D'CuCKOO D'Vices were always in the works to expand the range of interactive tools available that would give the audience access to the "art" and to each other. D'CuCKOO's sound featured custom digital samples played on unique electronic percussion instruments--MIDI marimbas, MIDI drum controllers and MIDI bamboo sticks, all of which were invented, designed and built by the band. The colorful MIDI bamboo trigger sticks known as "D'Koostix" were used with floor triggers that the audience played on the edge of the stage. One of the last developments were 6' purple and yellow glowing triggers which were built in collaboration with Janet Koike to play a unique electronic Taiko style of drumming. They were used to set off a huge pyrotechnics display in celebration of the city of Cleveland's Bicentennial Celebration in 1996. D'CuCKOO wove a pallette of sonic textures for large-scale grooves with the audience and also frequently invited everyone to bring their own percussion instruments to jam along with the band.

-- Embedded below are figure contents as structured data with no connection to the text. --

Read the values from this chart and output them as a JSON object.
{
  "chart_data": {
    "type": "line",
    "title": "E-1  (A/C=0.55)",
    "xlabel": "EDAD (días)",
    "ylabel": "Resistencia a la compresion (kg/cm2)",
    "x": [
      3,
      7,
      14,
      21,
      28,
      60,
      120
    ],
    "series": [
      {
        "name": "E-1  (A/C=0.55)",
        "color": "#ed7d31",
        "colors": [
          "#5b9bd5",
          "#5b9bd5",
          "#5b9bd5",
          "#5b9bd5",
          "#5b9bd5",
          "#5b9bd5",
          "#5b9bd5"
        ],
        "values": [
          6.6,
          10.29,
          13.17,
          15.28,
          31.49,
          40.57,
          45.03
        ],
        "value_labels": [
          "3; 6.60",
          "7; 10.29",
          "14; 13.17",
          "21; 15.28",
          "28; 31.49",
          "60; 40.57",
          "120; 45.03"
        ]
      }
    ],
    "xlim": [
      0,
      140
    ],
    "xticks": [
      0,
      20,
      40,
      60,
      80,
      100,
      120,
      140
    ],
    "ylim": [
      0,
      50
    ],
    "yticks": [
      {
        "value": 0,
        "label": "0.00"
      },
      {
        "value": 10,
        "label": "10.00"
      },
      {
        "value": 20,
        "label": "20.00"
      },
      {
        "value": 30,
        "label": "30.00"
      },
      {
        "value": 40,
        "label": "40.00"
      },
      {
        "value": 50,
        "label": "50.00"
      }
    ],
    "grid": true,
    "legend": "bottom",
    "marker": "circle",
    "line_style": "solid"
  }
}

The band was all about wild and wonderful high-energy live performances accentuated by live video, computer graphics and interaction with the audience. D'Cuckoo shows were muchomedia extravaganzas, with interactive "showtoys" such as the famous D'CuCKOO MidiBall and RiGBy, an animated, 3-D computer-generated puppet.


D'CuCKOO's first attempt at jamming with the audience involved bringing people on stage, where they played rhythms on MIDI trigger pads. With Candice's invention of the D'CuCKOO MidiBall, a 5-foot floating balloon filled with helium and wireless triggers, we'd discovered the ultimate computer human interface!

We defined "interactive" not only as "point and click," but also as dance, sing, shout and swing your arms about. A user interface should be fun, accessible and intuitive: when a giant ball floats your way, you naturally reach out to hit it. You don't have to think about it, you just do it. Each hit of the ball by an audience member triggered sampled sounds and computer visuals, while the band played, thereby everyond was jamming with the band. The jam often began with brief sound bites (such as James Brown yelping, "Hit me!"), then built rhythmically and musically.